On this day : A Beauty off the drawing board (1975)

On this day in 1975, and to coincide with the launch of the Austin-Morris 18-22 Series, the Daily Express profiled its designer Harris Mann – the firm’s new head of design.


Harris Mann takes charge in Longbridge

Harris Mann

By David Benson

“Most cars produced in Britain suffer in style because this is dictated by Detroit and for American tastes,” he said.

“We set out to build a new truly international car, not a scaled down American car, but a car that would have a distinctive flavour and would sell well in this country and Europe. The wedge shape was inspired by Grand Prix cars but it is also very practical as it has been proved on the race track. It gives better penetration through the air and in our case better fuel consumption. I also wanted the car to look firm and eager even when parked at the kerb. It is built with its wheels out to the full width of the body, sitting firmly on the ground rather than pouring over the wheels as American cars do.”
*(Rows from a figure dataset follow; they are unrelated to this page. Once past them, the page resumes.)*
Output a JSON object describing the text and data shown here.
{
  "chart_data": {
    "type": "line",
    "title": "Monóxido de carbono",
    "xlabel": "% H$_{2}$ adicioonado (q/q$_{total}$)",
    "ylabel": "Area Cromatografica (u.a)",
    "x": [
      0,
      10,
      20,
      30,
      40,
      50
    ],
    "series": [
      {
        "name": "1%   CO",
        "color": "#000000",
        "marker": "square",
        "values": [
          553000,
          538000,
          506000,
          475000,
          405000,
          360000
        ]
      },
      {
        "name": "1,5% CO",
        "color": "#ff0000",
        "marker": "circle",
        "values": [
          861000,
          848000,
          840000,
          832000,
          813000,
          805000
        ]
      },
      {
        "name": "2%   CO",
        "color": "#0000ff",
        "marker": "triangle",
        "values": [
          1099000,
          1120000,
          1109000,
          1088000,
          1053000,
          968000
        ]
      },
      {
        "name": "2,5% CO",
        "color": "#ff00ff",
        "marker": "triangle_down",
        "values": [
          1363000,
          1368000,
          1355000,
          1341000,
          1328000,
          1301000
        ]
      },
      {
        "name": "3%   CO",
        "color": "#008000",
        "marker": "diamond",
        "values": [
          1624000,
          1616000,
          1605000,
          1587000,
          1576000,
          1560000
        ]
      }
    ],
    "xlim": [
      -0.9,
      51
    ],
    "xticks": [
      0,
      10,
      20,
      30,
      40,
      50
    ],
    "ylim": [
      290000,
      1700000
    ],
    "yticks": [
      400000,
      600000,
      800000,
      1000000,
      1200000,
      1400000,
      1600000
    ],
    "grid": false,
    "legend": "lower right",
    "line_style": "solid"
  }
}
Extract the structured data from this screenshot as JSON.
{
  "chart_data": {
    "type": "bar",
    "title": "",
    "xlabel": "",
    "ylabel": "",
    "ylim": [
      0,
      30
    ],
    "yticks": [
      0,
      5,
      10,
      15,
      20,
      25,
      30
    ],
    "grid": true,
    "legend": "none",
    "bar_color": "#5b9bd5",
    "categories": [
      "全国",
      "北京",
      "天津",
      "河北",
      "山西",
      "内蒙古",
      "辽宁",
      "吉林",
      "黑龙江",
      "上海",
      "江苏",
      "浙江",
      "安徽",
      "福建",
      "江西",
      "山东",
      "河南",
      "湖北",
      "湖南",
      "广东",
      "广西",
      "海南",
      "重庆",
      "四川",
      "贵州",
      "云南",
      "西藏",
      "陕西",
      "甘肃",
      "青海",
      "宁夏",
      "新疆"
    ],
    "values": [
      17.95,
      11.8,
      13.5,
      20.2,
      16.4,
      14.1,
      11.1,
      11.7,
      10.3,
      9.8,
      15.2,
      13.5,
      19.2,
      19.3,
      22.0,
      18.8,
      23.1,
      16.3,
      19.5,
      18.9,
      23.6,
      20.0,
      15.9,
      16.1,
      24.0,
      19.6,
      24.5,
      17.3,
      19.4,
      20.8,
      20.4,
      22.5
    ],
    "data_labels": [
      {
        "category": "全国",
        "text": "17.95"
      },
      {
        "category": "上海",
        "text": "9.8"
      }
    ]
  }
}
Harris Mann is now enjoying the fulfillment of a schoolboys dream. At 11 he spent most of his time designing cars in his school exercise book. At 16 he started the hunt to get into the car designing business.

“At that time it was very difficult to get any information on how to become a car designer. The normal thing seemed to become an apprentice in the industry. The nearest thing I could find was the Duple firm which makes coach and bus bodies. I enrolled as an apprentice draughtsman. I learned engineering, got involved in special requirements for customers and went down to the workshop to see the drawings being turned into real parts.”

After a short spell in Detroit, then national service and a couple of years with Commer Cars in Luton, Mann joined Ford as a design engineer in the styling department.

“One day I presented the chief’ stylist with a portfolio of’ car designs and he said I could transfer to styling immediately. It was very good grounding for me. I worked on the Capri right from the original model.”

When his boss left to join British Leyland, he took Mann with him. “It was an attractive move for a stylist, there were so many cars that hadn’t been touched for a long time.”

The first complete car he worked on was the Marina. “We created it as a nice easy step into the market place, nothing that would offend, something simple and honest, something that would sell straight away. I think it was successful in doing what it was planned for.”

Then came the Allegro and the first clashes between engineering requirements and the styling departments. The design chief left and Harris says modestly: “This left me at the top of the pile.”

Keith Adams

8 Comments

  1. Appointing as Design Chief someone who had only worked on one complete car before, the unexceptional Marina – What could possibly go wrong!

    Does seem a strange move, I am sure he was a cheap option, but for a manufacturer with a desperate need to refresh itself, one would have expected the job to go to someone with a track record of success rather than entrust it to someone with such limited experience.

  2. For 1975, the car on the drawing behind Harris was far ahead of its time, in fact it looks like early 80s work!

    • True but remember that the glassy aero cars of the early 80s, were signed off in the 70s, for example the Sierra’s styling was signed off by Ford management in 1978, so no doubt Ford stylists had been penning glassy aero concepts in the mid 70s to create that.

  3. I’ve worked with a number of Design leaders both in uk and overseas. Harris Mann is one of the most genuine and product orientated guys. Not interested in the politics like some I could mention just totally centred on design. My last job with HM was on the Extreme MG ZT at ARA, Leamington Spa.

  4. If you look at the Cars launched in Europe by Ford, GM and Chrysler in the same year as this article – The Chevette, Cavalier, Escort MK2 and the Chrysler Alpine – I dont really see anything that screams Detroit about any of them. All aligned with 70s evolving European tastes, and certainly aligned with buyers tastes more than the Princess did.

  5. A few years later many Japanese cars were looking a lot more European, rather than that strange mixture of scaled down American looks with some uniquely Japanese styling had earlier in the 1970s.

  6. It’s funny with Japanese cars. In the early to mid 60s you had mostly a European look, with the likes of the Datsun Laurel, Bluebird, Silvia and Mazda 1800 amongst others either having strong European vibes or designed by Italian design houses. Then in the 70s they went all Transpacific, with US theme designs. In the 80s, they went all origami which the Europeans had moved on from. It wasn’t until the 90s that Japanese cars started to get closer to the styles of the Europeans, though we didn’t get some of the variations that were available in the land of the rising sun.

  7. Yes the Japanese styles in the 1980s were quite boxy after Europeans manufacturers switched to curvy designes, which weren’t common on Japanese designs until the 1990s.

    Some of the JDM cars even now have some odd styling.